Does assembler code for the Pentium work on the Athlon?? Do executables
linked under Visual C++ for the Pentium run on an Athlon machine? I might
try benchmarking my code on an Athlon before buying my next machine....[/QUOTE]
They're completely binary compatible, with the possible exception of
multimedia-type instructions (that most compilers couldn't emit anyway)
existing for one processor type but not for another. The same applies
to AMD64 processors, whether running in 32-bit or 64-bit mode.

The win32 msieve binary on my web page is optimized for the athlon,
and nobody seems to have trouble running it on a pentium (modulo
performance concerns)

jasonp

jasonp 2004-12-21 14:25

Msieve 0.88 beta
 
I thought I'd try a beta release this time around before
going on to the real thing. The changes for version 0.88
are about complete, and have survived some local testing.
The web page has not been updated, but you can find
0.88 beta at

[url]www.boo.net/~jasonp/msieve088b.tar.gz[/url]
[url]www.boo.net/~jasonp/msieve_beta.exe[/url]

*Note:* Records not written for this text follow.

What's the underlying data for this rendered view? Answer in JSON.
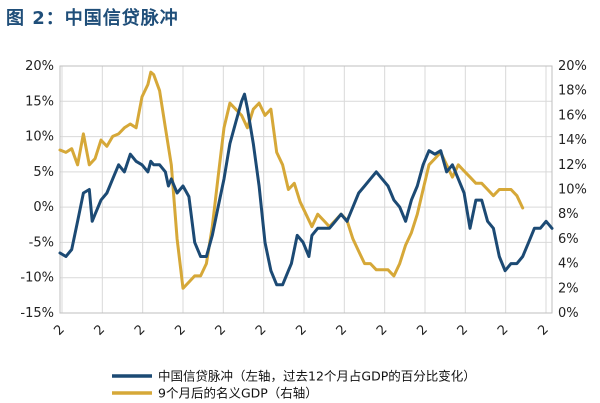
{
  "page": {
    "title": "图 2：中国信贷脉冲"
  },
  "colors": {
    "credit": "#1c4a74",
    "gdp": "#d6a838",
    "grid": "#d9d9d9",
    "text": "#222222"
  },
  "chart_data": {
    "type": "line",
    "title": "图 2：中国信贷脉冲",
    "legend_placement": "bottom",
    "grid": true,
    "x_tick_labels": [
      "2",
      "2",
      "2",
      "2",
      "2",
      "2",
      "2",
      "2",
      "2",
      "2",
      "2",
      "2",
      "2"
    ],
    "left_axis": {
      "ylim": [
        -15,
        20
      ],
      "ticks": [
        -15,
        -10,
        -5,
        0,
        5,
        10,
        15,
        20
      ],
      "tick_labels": [
        "-15%",
        "-10%",
        "-5%",
        "0%",
        "5%",
        "10%",
        "15%",
        "20%"
      ]
    },
    "right_axis": {
      "ylim": [
        0,
        20
      ],
      "ticks": [
        0,
        2,
        4,
        6,
        8,
        10,
        12,
        14,
        16,
        18,
        20
      ],
      "tick_labels": [
        "0%",
        "2%",
        "4%",
        "6%",
        "8%",
        "10%",
        "12%",
        "14%",
        "16%",
        "18%",
        "20%"
      ]
    },
    "series": [
      {
        "name": "中国信贷脉冲（左轴，过去12个月占GDP的百分比变化）",
        "axis": "left",
        "color": "#1c4a74",
        "values": [
          [
            0,
            -6.5
          ],
          [
            2,
            -7
          ],
          [
            4,
            -6
          ],
          [
            6,
            -2
          ],
          [
            8,
            2
          ],
          [
            10,
            2.5
          ],
          [
            11,
            -2
          ],
          [
            12,
            -1
          ],
          [
            14,
            1
          ],
          [
            16,
            2
          ],
          [
            18,
            4
          ],
          [
            20,
            6
          ],
          [
            22,
            5
          ],
          [
            24,
            7.5
          ],
          [
            26,
            6.5
          ],
          [
            28,
            6
          ],
          [
            30,
            5
          ],
          [
            31,
            6.5
          ],
          [
            32,
            6
          ],
          [
            34,
            6
          ],
          [
            36,
            5
          ],
          [
            37,
            3
          ],
          [
            38,
            4
          ],
          [
            40,
            2
          ],
          [
            42,
            3
          ],
          [
            44,
            1.5
          ],
          [
            46,
            -5
          ],
          [
            48,
            -7
          ],
          [
            50,
            -7
          ],
          [
            52,
            -4
          ],
          [
            54,
            0
          ],
          [
            56,
            4
          ],
          [
            58,
            9
          ],
          [
            60,
            12
          ],
          [
            62,
            15
          ],
          [
            63,
            16
          ],
          [
            64,
            14
          ],
          [
            66,
            9
          ],
          [
            68,
            3
          ],
          [
            70,
            -5
          ],
          [
            72,
            -9
          ],
          [
            74,
            -11
          ],
          [
            76,
            -11
          ],
          [
            78,
            -9
          ],
          [
            79,
            -8
          ],
          [
            81,
            -4
          ],
          [
            83,
            -5
          ],
          [
            85,
            -7
          ],
          [
            86,
            -4
          ],
          [
            88,
            -3
          ],
          [
            90,
            -3
          ],
          [
            92,
            -3
          ],
          [
            94,
            -2
          ],
          [
            96,
            -1
          ],
          [
            98,
            -2
          ],
          [
            100,
            0
          ],
          [
            102,
            2
          ],
          [
            104,
            3
          ],
          [
            106,
            4
          ],
          [
            108,
            5
          ],
          [
            110,
            4
          ],
          [
            112,
            3
          ],
          [
            114,
            1
          ],
          [
            116,
            0
          ],
          [
            118,
            -2
          ],
          [
            120,
            1
          ],
          [
            122,
            3
          ],
          [
            124,
            6
          ],
          [
            126,
            8
          ],
          [
            128,
            7.5
          ],
          [
            130,
            8
          ],
          [
            132,
            5
          ],
          [
            134,
            6
          ],
          [
            136,
            4
          ],
          [
            138,
            2
          ],
          [
            140,
            -3
          ],
          [
            142,
            1
          ],
          [
            144,
            1
          ],
          [
            146,
            -2
          ],
          [
            148,
            -3
          ],
          [
            150,
            -7
          ],
          [
            152,
            -9
          ],
          [
            154,
            -8
          ],
          [
            156,
            -8
          ],
          [
            158,
            -7
          ],
          [
            160,
            -5
          ],
          [
            162,
            -3
          ],
          [
            164,
            -3
          ],
          [
            166,
            -2
          ],
          [
            168,
            -3
          ]
        ]
      },
      {
        "name": "9个月后的名义GDP（右轴）",
        "axis": "right",
        "color": "#d6a838",
        "values": [
          [
            0,
            13.2
          ],
          [
            2,
            13
          ],
          [
            4,
            13.3
          ],
          [
            6,
            12
          ],
          [
            8,
            14.5
          ],
          [
            10,
            12
          ],
          [
            12,
            12.5
          ],
          [
            14,
            14
          ],
          [
            16,
            13.5
          ],
          [
            18,
            14.3
          ],
          [
            20,
            14.5
          ],
          [
            22,
            15
          ],
          [
            24,
            15.3
          ],
          [
            26,
            15
          ],
          [
            28,
            17.5
          ],
          [
            30,
            18.5
          ],
          [
            31,
            19.5
          ],
          [
            32,
            19.3
          ],
          [
            34,
            18
          ],
          [
            36,
            15
          ],
          [
            38,
            12
          ],
          [
            40,
            6
          ],
          [
            42,
            2
          ],
          [
            44,
            2.5
          ],
          [
            46,
            3
          ],
          [
            48,
            3
          ],
          [
            50,
            4
          ],
          [
            52,
            7
          ],
          [
            54,
            11
          ],
          [
            56,
            15
          ],
          [
            58,
            17
          ],
          [
            60,
            16.5
          ],
          [
            62,
            16
          ],
          [
            64,
            15
          ],
          [
            66,
            16.5
          ],
          [
            68,
            17
          ],
          [
            70,
            16
          ],
          [
            72,
            16.5
          ],
          [
            74,
            13
          ],
          [
            76,
            12
          ],
          [
            78,
            10
          ],
          [
            80,
            10.5
          ],
          [
            82,
            9
          ],
          [
            84,
            8
          ],
          [
            86,
            7
          ],
          [
            88,
            8
          ],
          [
            90,
            7.5
          ],
          [
            92,
            7
          ],
          [
            94,
            7.5
          ],
          [
            96,
            8
          ],
          [
            98,
            7.5
          ],
          [
            100,
            6
          ],
          [
            102,
            5
          ],
          [
            104,
            4
          ],
          [
            106,
            4
          ],
          [
            108,
            3.5
          ],
          [
            110,
            3.5
          ],
          [
            112,
            3.5
          ],
          [
            114,
            3
          ],
          [
            116,
            4
          ],
          [
            118,
            5.5
          ],
          [
            120,
            6.5
          ],
          [
            122,
            8
          ],
          [
            124,
            10
          ],
          [
            126,
            12
          ],
          [
            128,
            12.5
          ],
          [
            130,
            13
          ],
          [
            132,
            12
          ],
          [
            134,
            11
          ],
          [
            136,
            12
          ],
          [
            138,
            11.5
          ],
          [
            140,
            11
          ],
          [
            142,
            10.5
          ],
          [
            144,
            10.5
          ],
          [
            146,
            10
          ],
          [
            148,
            9.5
          ],
          [
            150,
            10
          ],
          [
            152,
            10
          ],
          [
            154,
            10
          ],
          [
            156,
            9.5
          ],
          [
            158,
            8.5
          ]
        ]
      }
    ]
  }
}
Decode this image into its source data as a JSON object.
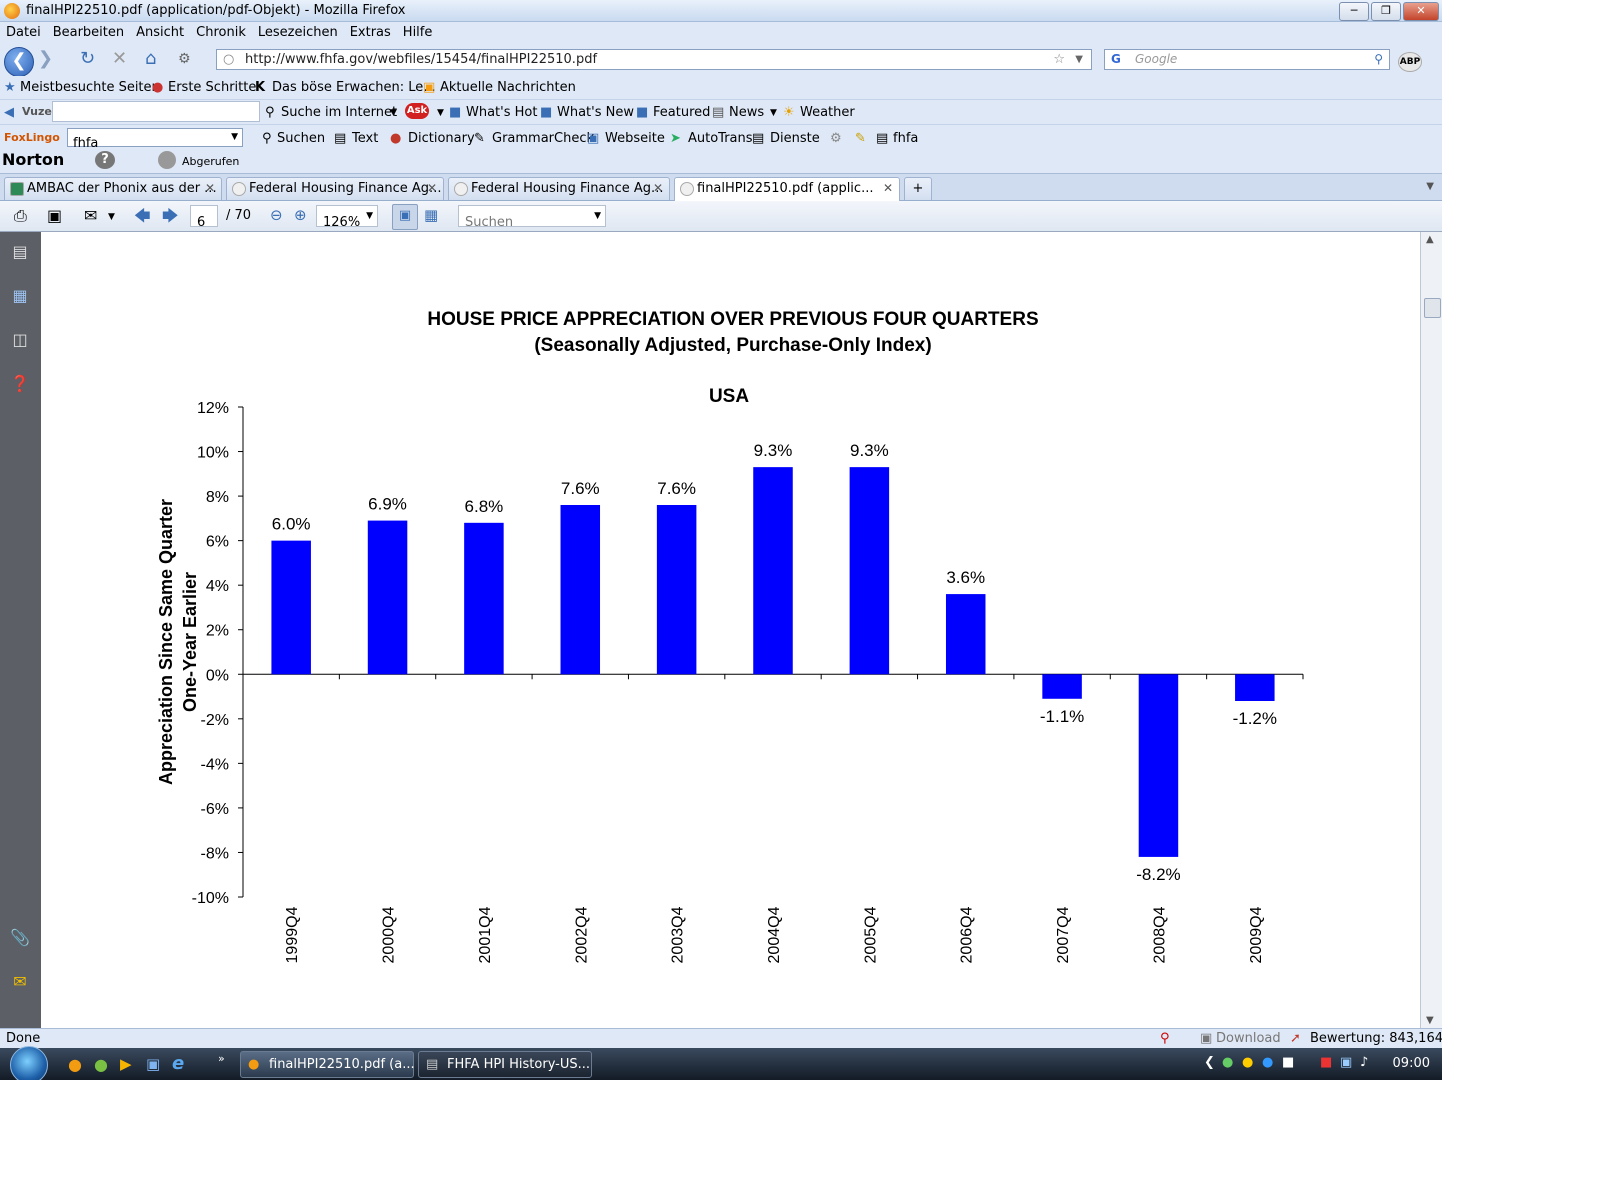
{
  "window": {
    "title": "finalHPI22510.pdf (application/pdf-Objekt) - Mozilla Firefox"
  },
  "menu": [
    "Datei",
    "Bearbeiten",
    "Ansicht",
    "Chronik",
    "Lesezeichen",
    "Extras",
    "Hilfe"
  ],
  "nav": {
    "url": "http://www.fhfa.gov/webfiles/15454/finalHPI22510.pdf",
    "search_placeholder": "Google",
    "abp": "ABP"
  },
  "bookmarks": [
    "Meistbesuchte Seiten",
    "Erste Schritte",
    "Das böse Erwachen: Le...",
    "Aktuelle Nachrichten"
  ],
  "vuze": {
    "label": "Vuze",
    "search": "Suche im Internet",
    "ask": "Ask",
    "whats_hot": "What's Hot",
    "whats_new": "What's New",
    "featured": "Featured",
    "news": "News",
    "weather": "Weather"
  },
  "foxlingo": {
    "label": "FoxLingo",
    "query": "fhfa",
    "suchen": "Suchen",
    "text": "Text",
    "dictionary": "Dictionary",
    "grammar": "GrammarCheck",
    "webseite": "Webseite",
    "autotrans": "AutoTrans",
    "dienste": "Dienste",
    "fhfa": "fhfa"
  },
  "norton": {
    "label": "Norton",
    "help": "?",
    "abgerufen": "Abgerufen"
  },
  "tabs": [
    {
      "label": "AMBAC der Phonix aus der ..."
    },
    {
      "label": "Federal Housing Finance Ag..."
    },
    {
      "label": "Federal Housing Finance Ag..."
    },
    {
      "label": "finalHPI22510.pdf (applic..."
    }
  ],
  "pdf_toolbar": {
    "page": "6",
    "total": "/ 70",
    "zoom": "126%",
    "search_placeholder": "Suchen"
  },
  "status": {
    "text": "Done",
    "download": "Download",
    "rating": "Bewertung: 843,164"
  },
  "taskbar": {
    "item1": "finalHPI22510.pdf (a...",
    "item2": "FHFA HPI History-US...",
    "clock": "09:00"
  },
  "chart_data": {
    "type": "bar",
    "title": "HOUSE PRICE APPRECIATION OVER PREVIOUS FOUR QUARTERS",
    "subtitle": "(Seasonally Adjusted, Purchase-Only Index)",
    "region": "USA",
    "ylabel_line1": "Appreciation Since Same Quarter",
    "ylabel_line2": "One-Year Earlier",
    "ylim": [
      -10,
      12
    ],
    "yticks": [
      12,
      10,
      8,
      6,
      4,
      2,
      0,
      -2,
      -4,
      -6,
      -8,
      -10
    ],
    "ytick_labels": [
      "12%",
      "10%",
      "8%",
      "6%",
      "4%",
      "2%",
      "0%",
      "-2%",
      "-4%",
      "-6%",
      "-8%",
      "-10%"
    ],
    "categories": [
      "1999Q4",
      "2000Q4",
      "2001Q4",
      "2002Q4",
      "2003Q4",
      "2004Q4",
      "2005Q4",
      "2006Q4",
      "2007Q4",
      "2008Q4",
      "2009Q4"
    ],
    "values": [
      6.0,
      6.9,
      6.8,
      7.6,
      7.6,
      9.3,
      9.3,
      3.6,
      -1.1,
      -8.2,
      -1.2
    ],
    "value_labels": [
      "6.0%",
      "6.9%",
      "6.8%",
      "7.6%",
      "7.6%",
      "9.3%",
      "9.3%",
      "3.6%",
      "-1.1%",
      "-8.2%",
      "-1.2%"
    ],
    "bar_color": "#0000ff"
  }
}
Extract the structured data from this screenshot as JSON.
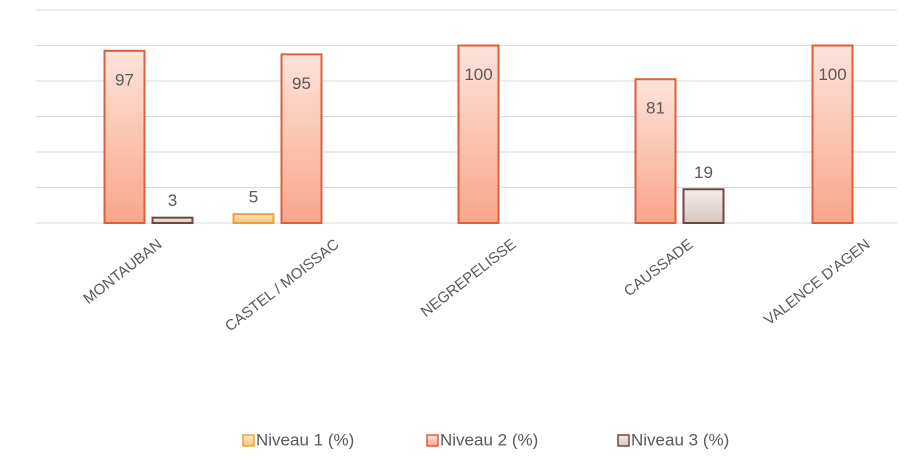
{
  "chart_data": {
    "type": "bar",
    "categories": [
      "MONTAUBAN",
      "CASTEL / MOISSAC",
      "NEGREPELISSE",
      "CAUSSADE",
      "VALENCE D'AGEN"
    ],
    "series": [
      {
        "name": "Niveau 1 (%)",
        "color": "#e8a33b",
        "values": [
          null,
          5,
          null,
          null,
          null
        ]
      },
      {
        "name": "Niveau 2 (%)",
        "color": "#d9603b",
        "values": [
          97,
          95,
          100,
          81,
          100
        ]
      },
      {
        "name": "Niveau 3 (%)",
        "color": "#6b4a40",
        "values": [
          3,
          null,
          null,
          19,
          null
        ]
      }
    ],
    "ylim": [
      0,
      120
    ],
    "yticks": [
      0,
      20,
      40,
      60,
      80,
      100,
      120
    ],
    "grid": true,
    "legend": "bottom"
  }
}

AFAICT this version incorporates just about all of the
suggestions I've received from others. You still cannot
enter a number as a formula, and it still cannot read
from multiple savefiles simultaneously. Be sure to check
the changelog and let me know if your feature request
has not been implemented. Also run the binary with
'-h' to get a list of the command-line options available.

As mentioned before, experimental code is now in place
to attempt to get Intel CPUs to sieve faster. If you
use such a CPU and have logs of old factorizations lying
around, I'm especially interested in whether the performance
changes when those factorizations are repeated with 0.88.
I honestly don't know if it will help, and it may hurt.

Good luck, and thanks for your patience.